Snack Industry: Staying Customer-Focused while Navigating Headwinds During Uncertain Times
Tuesday, June 30th, 2020
Treats and snacks have always played a special role in bringing joy and comfort to consumers – now more than ever as the world struggles to cope with the COVID-19 pandemic. By Blas Maquivar, President, Global Emerging Markets, Mars Wrigley.
According to Nielsen, people in Southeast Asia rank enjoyment as their top reason for snacking, a sentiment shared by majority worldwide. While snacking has traditionally been perceived as an impulse category, it has since evolved into a lifestyle preference due to increased desire for convenience and healthy eating, and greater accessibility to a wide range of confectionery products.
The rise of snackification and healthier snacking
Snacks currently make up 40 percent of global food and beverage consumption and that number is still set to rise. In recent years, lifestyle changes such as longer working hours and fragmented mealtimes have blurred boundaries between eating occasions and increased demand for snacking options, establishing snacking as a meal occasion. Snackification is the growing phenomenon of replacing meals with snacks due to busy lifestyles, with 20-45 percent of consumers across markets – including Asia – who replace one meal with snacks.
Snackification has also reshaped the nutritional and competitive landscape in snacks. People are more conscious about the health impact of what they eat because of increased consumption frequency, with an approximate 10 percent increase in consumers from 2015 to 2019 who read food labels closely before eating. However, there are signs that consumers still want both indulgence and health, indicating that brands that meet both demands will thrive.
Impact of COVID-19: Shift to online purchasing, changing perceptions of food and continued rise in snacking
The COVID-19 pandemic has disrupted various sectors – the food industry included. Uncertainty, movement restrictions and closures of food service providers have led to a switch to online purchasing.

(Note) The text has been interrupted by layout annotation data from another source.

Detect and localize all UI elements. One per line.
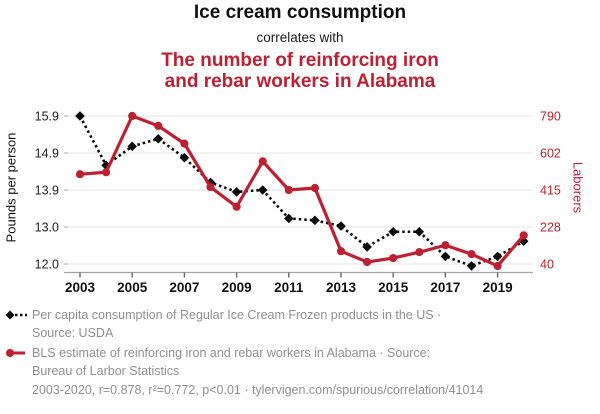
x-axis-tick-label: 2011 [274,280,304,295]
right-axis-tick-label: 415 [540,184,561,198]
x-axis-tick-label: 2013 [326,280,357,295]
data-point-circle [102,168,111,177]
data-point-circle [232,202,241,211]
left-axis-tick-label: 13.0 [35,221,59,235]
data-point-diamond [153,133,164,144]
x-axis-tick-label: 2017 [430,280,460,295]
data-point-circle [180,139,189,148]
data-point-circle [519,231,528,240]
data-point-diamond [75,111,85,121]
ice-cream-legend-marker-icon [5,310,27,320]
data-point-circle [154,121,163,130]
secondary-title: The number of reinforcing iron and rebar… [0,50,600,92]
x-axis-tick-label: 2019 [483,280,513,295]
left-axis-tick-label: 13.9 [35,184,59,198]
data-point-diamond [257,185,268,195]
data-point-diamond [336,221,346,231]
data-point-diamond [362,242,372,252]
x-axis-tick-label: 2009 [222,280,252,295]
data-point-circle [128,111,137,121]
page-title: Ice cream consumption [193,2,407,23]
right-axis-tick-label: 40 [540,258,554,272]
data-point-diamond [466,261,477,271]
data-point-circle [389,253,398,263]
data-point-circle [258,157,267,166]
series-line-circle [79,114,525,268]
data-point-circle [363,257,372,267]
right-axis-tick-label: 602 [540,147,561,161]
rebar-legend-marker-icon [6,349,25,357]
data-point-diamond [414,226,425,237]
legend-item-ice-cream: Per capita consumption of Regular Ice Cr… [5,306,580,342]
right-axis-label: Laborers [570,161,586,214]
secondary-title-line1: The number of reinforcing iron [161,50,439,71]
data-point-circle [310,183,319,193]
data-point-circle [206,182,215,192]
data-point-diamond [231,187,242,197]
data-point-diamond [492,251,503,262]
legend-item-rebar-workers: BLS estimate of reinforcing iron and reb… [5,344,580,380]
data-point-diamond [127,141,137,152]
data-point-diamond [388,226,398,237]
right-axis-tick-label: 228 [540,221,561,235]
left-axis-tick-label: 12.0 [35,258,59,272]
data-point-diamond [101,160,111,171]
x-axis-tick-label: 2015 [378,280,409,295]
data-point-circle [493,261,502,271]
data-point-diamond [284,213,294,224]
x-axis-tick-label: 2003 [65,280,96,295]
data-point-circle [284,185,293,195]
legend-label-ice-cream: Per capita consumption of Regular Ice Cr… [32,308,442,340]
correlates-with-text: correlates with [256,30,344,45]
data-point-diamond [310,215,320,226]
left-axis-label: Pounds per person [3,132,19,243]
x-axis-tick-label: 2005 [117,280,148,295]
x-axis-tick-label: 2007 [169,280,199,295]
secondary-title-line2: and rebar workers in Alabama [164,71,436,92]
series-line-diamond [78,115,525,268]
data-point-circle [75,170,85,179]
legend-label-rebar-workers: BLS estimate of reinforcing iron and reb… [32,346,431,378]
data-point-circle [441,241,450,250]
data-point-circle [415,248,424,257]
data-point-diamond [179,152,190,163]
data-point-circle [467,250,476,259]
data-point-diamond [440,251,451,262]
data-point-circle [336,247,346,256]
stats-footer: 2003-2020, r=0.878, r²=0.772, p<0.01 · t… [32,383,484,397]
left-axis-tick-label: 14.9 [35,147,59,161]
left-axis-tick-label: 15.9 [35,110,59,124]
right-axis-tick-label: 790 [540,110,561,124]
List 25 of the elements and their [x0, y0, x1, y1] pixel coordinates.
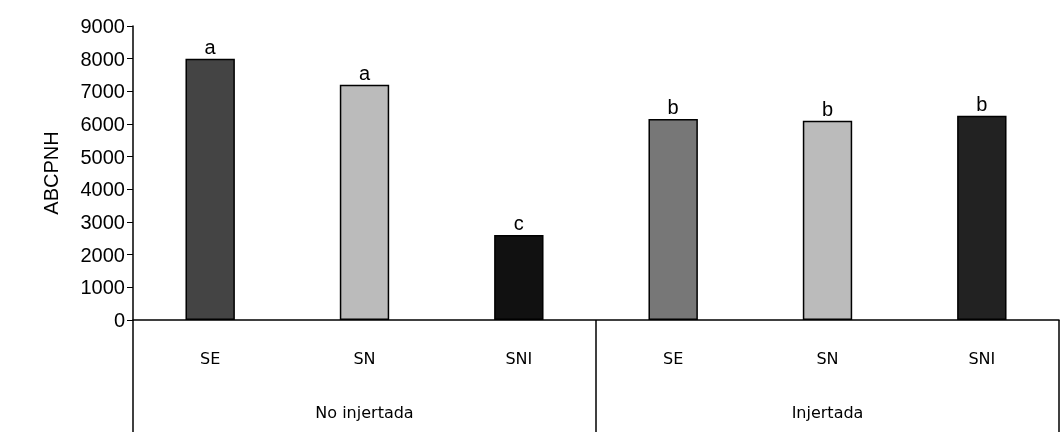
y-tick-label: 1000	[80, 276, 125, 299]
text: Injertada	[791, 402, 864, 422]
data-label: b	[976, 92, 988, 115]
data-label: b	[821, 97, 834, 120]
y-tick-label: 8000	[80, 47, 125, 70]
y-tick-label: 0	[113, 309, 125, 331]
x-tick-label: SNI	[968, 348, 996, 368]
x-tick-label: SE	[663, 348, 684, 368]
y-axis-title: ABCPNH	[40, 131, 62, 215]
y-tick-label: 5000	[80, 145, 125, 168]
y-tick-label: 3000	[80, 211, 125, 233]
y-tick-label: 9000	[80, 15, 125, 37]
y-tick-label: 6000	[80, 113, 125, 135]
text: No injertada	[315, 402, 414, 422]
data-label: a	[358, 61, 371, 84]
y-tick-label: 2000	[80, 243, 125, 266]
data-label: a	[204, 35, 217, 58]
data-label: b	[667, 96, 679, 119]
data-label: c	[513, 212, 524, 235]
x-tick-label: SN	[816, 348, 839, 368]
y-tick-label: 7000	[80, 80, 125, 103]
x-tick-label: SN	[353, 348, 376, 368]
y-tick-label: 4000	[80, 178, 125, 201]
x-tick-label: SNI	[505, 348, 533, 368]
x-tick-label: SE	[200, 348, 221, 368]
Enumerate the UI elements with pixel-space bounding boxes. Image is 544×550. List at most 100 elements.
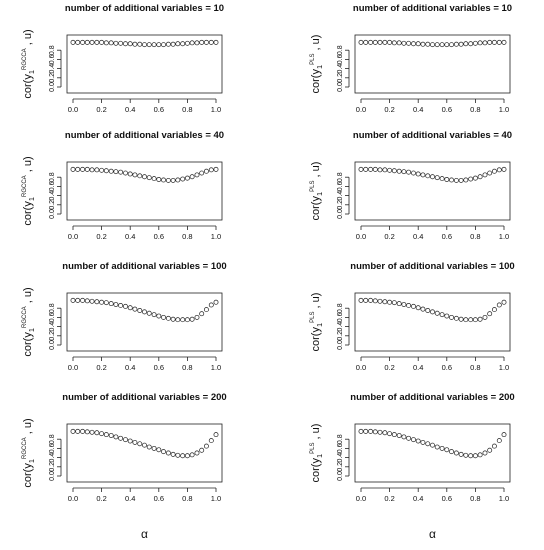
data-point <box>487 447 493 453</box>
data-point <box>496 438 502 444</box>
data-point <box>411 437 416 443</box>
data-point <box>458 451 464 457</box>
data-point <box>434 444 440 450</box>
data-point <box>75 39 81 45</box>
data-point <box>401 169 407 175</box>
data-point <box>463 41 469 47</box>
x-tick-label: 0.4 <box>125 363 135 372</box>
data-point <box>434 175 440 181</box>
chart-panel-1: number of additional variables = 100.0 0.… <box>22 3 224 114</box>
data-point <box>137 173 143 179</box>
data-point <box>151 176 157 182</box>
x-tick-label: 0.8 <box>470 363 480 372</box>
data-point <box>387 39 393 45</box>
data-point <box>363 297 369 303</box>
x-tick-label: 0.2 <box>96 105 106 114</box>
data-point <box>463 177 469 183</box>
data-point <box>123 41 128 47</box>
data-point <box>113 169 119 175</box>
data-point <box>199 170 205 176</box>
y-axis-label-superscript: RGCCA <box>22 48 28 70</box>
data-point <box>491 168 497 174</box>
data-point <box>496 39 502 45</box>
data-point <box>189 40 195 46</box>
data-point <box>175 317 181 323</box>
chart-title: number of additional variables = 100 <box>62 261 226 272</box>
data-point <box>146 175 152 181</box>
data-point <box>84 429 90 435</box>
x-tick-label: 0.0 <box>68 232 78 241</box>
data-point <box>156 42 162 48</box>
data-point <box>208 39 214 45</box>
x-tick-label: 0.6 <box>154 494 164 503</box>
x-axis-label: α <box>429 527 436 541</box>
data-point <box>391 300 397 306</box>
data-point <box>425 173 431 179</box>
data-point <box>113 302 119 307</box>
data-point <box>146 444 152 450</box>
x-tick-label: 0.2 <box>96 494 106 503</box>
data-point <box>75 166 81 172</box>
y-axis-label-superscript: PLS <box>310 53 316 64</box>
data-point <box>406 302 412 308</box>
data-point <box>439 312 445 318</box>
data-point <box>458 316 464 322</box>
y-axis-label: cor(y1PLS , u) <box>310 293 324 352</box>
chart-title: number of additional variables = 200 <box>62 392 226 403</box>
y-tick-label: 0.2 <box>49 73 56 83</box>
data-point <box>213 432 219 438</box>
data-point <box>496 302 502 308</box>
y-axis-label-subscript: 1 <box>315 192 324 196</box>
data-point <box>430 442 435 448</box>
x-axis-label: α <box>141 527 148 541</box>
data-point <box>80 297 86 303</box>
data-point <box>146 310 152 316</box>
data-point <box>165 41 171 47</box>
data-point <box>94 167 100 173</box>
y-tick-label: 0.4 <box>49 191 56 201</box>
data-point <box>444 177 450 182</box>
x-tick-label: 0.2 <box>384 494 394 503</box>
data-point <box>382 430 388 436</box>
data-point <box>372 429 378 435</box>
x-tick-label: 1.0 <box>211 232 221 241</box>
data-point <box>89 167 95 173</box>
data-point <box>472 40 478 46</box>
plot-frame <box>66 34 223 94</box>
data-point <box>94 39 100 45</box>
data-point <box>420 41 426 47</box>
x-tick-label: 0.4 <box>413 494 423 503</box>
x-tick-label: 0.0 <box>356 363 366 372</box>
y-tick-label: 0.0 <box>337 340 344 350</box>
y-axis-label-superscript: RGCCA <box>22 306 28 328</box>
data-point <box>132 172 138 178</box>
y-axis-label-superscript: PLS <box>310 180 316 191</box>
data-point <box>118 302 124 308</box>
data-point <box>84 298 90 304</box>
chart-title: number of additional variables = 100 <box>350 261 514 272</box>
y-tick-label: 0.4 <box>49 453 56 463</box>
data-point <box>487 311 493 317</box>
x-tick-label: 0.6 <box>154 105 164 114</box>
data-point <box>170 41 176 47</box>
y-axis-label-main: cor(y <box>22 74 34 99</box>
chart-title: number of additional variables = 200 <box>350 392 514 403</box>
data-point <box>213 166 219 172</box>
data-point <box>165 450 171 456</box>
data-point <box>444 313 450 319</box>
data-point <box>420 172 426 178</box>
y-tick-label: 0.6 <box>49 181 56 191</box>
y-tick-label: 0.6 <box>49 312 56 322</box>
chart-panel-4: number of additional variables = 400.0 0.… <box>310 130 512 241</box>
y-tick-label: 0.4 <box>337 322 344 332</box>
x-tick-label: 0.8 <box>470 232 480 241</box>
x-tick-label: 0.4 <box>413 363 423 372</box>
data-point <box>463 317 469 323</box>
data-point <box>411 41 416 47</box>
data-point <box>213 299 219 305</box>
x-tick-label: 0.8 <box>182 232 192 241</box>
data-point <box>132 41 138 47</box>
data-point <box>99 167 105 173</box>
y-tick-label: 0.0 <box>49 340 56 350</box>
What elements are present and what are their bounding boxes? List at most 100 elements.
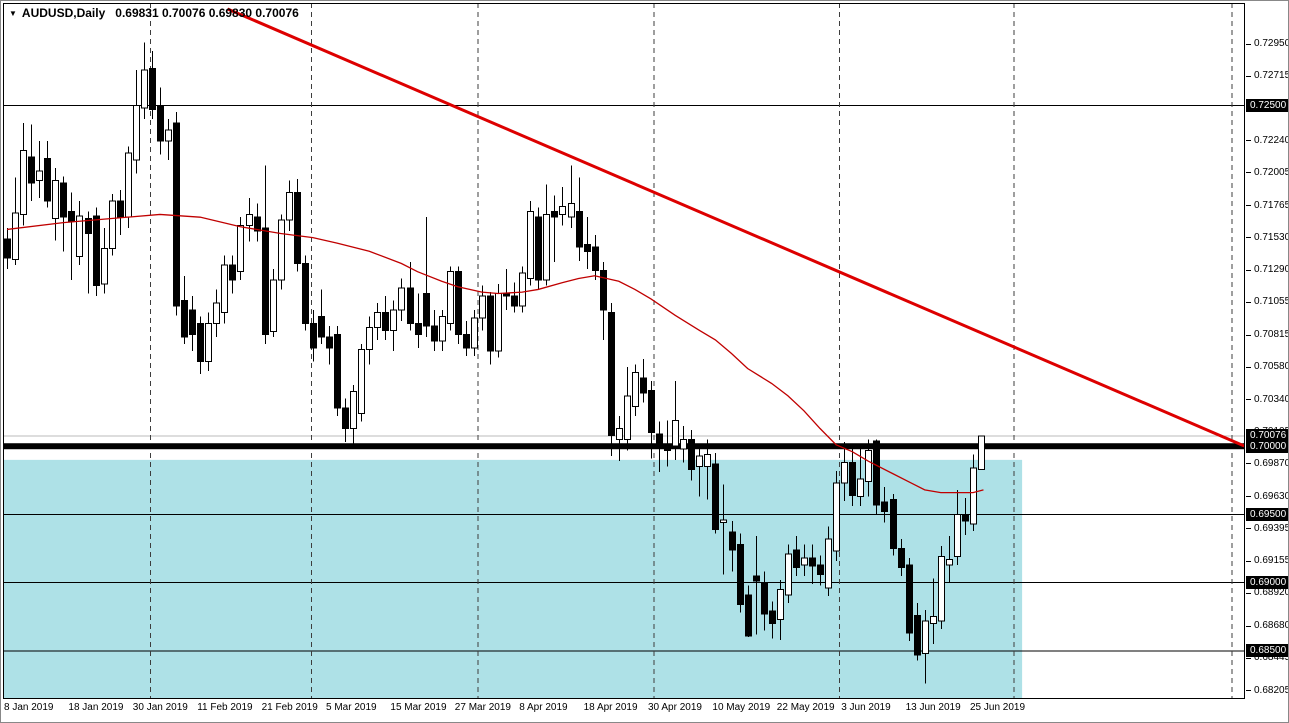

In Asia, we have seen an explosive growth in e-commerce and this will likely persist after restrictions are lifted. In a time where people need to or feel safer staying in, we should meet consumers where they are by focusing on routes-to-market that make products easily accessible from home. In South Korea, Mars has developed an exclusive product portfolio for Coupang, the leading and fastest-growing online retailer in the country. We have also doubled down on direct-to-consumer efforts through partnerships with food delivery services such as Foodpanda in Taiwan and Kareem in the United Arab Emirates.
More significant however is how people think about food as the pandemic progressed. We have seen an increase in snacking as consumers found snacks to be an anxiety reliever and a source of comfort during uncertain times. Being in lockdown has also created new moments and rituals of closeness as people find ways to connect and spend more time with their families. Treats and snacks provide consumers with an avenue to stay connected with their loved ones as they draw comfort through shared experiences of snacking and rituals like game or movie nights.
This presents an opportunity for food companies to help bring joy, familiarity and a sense of normalcy to consumers in an uncertain period. At Mars, we believe that we can make a positive impact by creating better moments through how we make and sell our products to bring smiles to our consumers and to help them enjoy our treats better. Knowing that many are spending more time at home, we created an online ‘M&M’s FUN Pack’ in Taiwan that contains printable games to bring cheer to our consumers. We are also exploring new ways to engage with consumers by creating better moments of comfort and connection with the help of technology. We also recently launched a digital campaign in Saudi Gulf called ‘Sawalif Ramadan’ – or ‘Stories of Ramadan’ – to foster conversations and bring loved ones together during the month of Ramadan.
The way forward: Safeguarding supply chains and adapting to changing consumer behaviour
As we move into the new normal, consumers are anticipated to pull back on spending because of financial uncertainty, but we forecast that treats – which are more affordable – will remain popular. We expect snackification and demand for healthier snacks to continue rising, given greater appreciation of fixed ‘rituals’ and in-home snacking occasions, as well as higher consciousness about immunity and proactiveness in personal health.
Therefore, it is crucial for the food industry to stay safe and ensure business continuity to continue providing reliable sources of food for consumers. Nestlé has introduced enhanced safety measures at all its sites, while AB InBev has announced a temporary extension on shelf life on certain packages and secured additional transportation and warehouse capacity to maintain smooth operations. Mondelez has been working with local governments and health authorities to keep their supply chains running during lockdown.
At Mars, we have donated $20 million to safeguard people and communities in our extended supply chains that have been most affected by the pandemic. This includes a $5 million donation to Care International to support our cocoa communities in West Africa. We have also worked with health authorities and governments in implementing protocols to prevent the spread of the virus, while ensuring the safety and quality of our products and services.
With the future remaining uncertain, food companies need to continue listening to consumers and the needs of their partners throughout their supply chain. And while we address immediate issues, we must stay alert for longer-term shifts in consumer behaviour resulting from the pandemic. This means staying agile and quickly tailoring product offerings to meet change in demands, as well as in adapting to new consumer habits. But most of all, it means having a clear direction and growing our business in a way that positively impacts our people and the planet.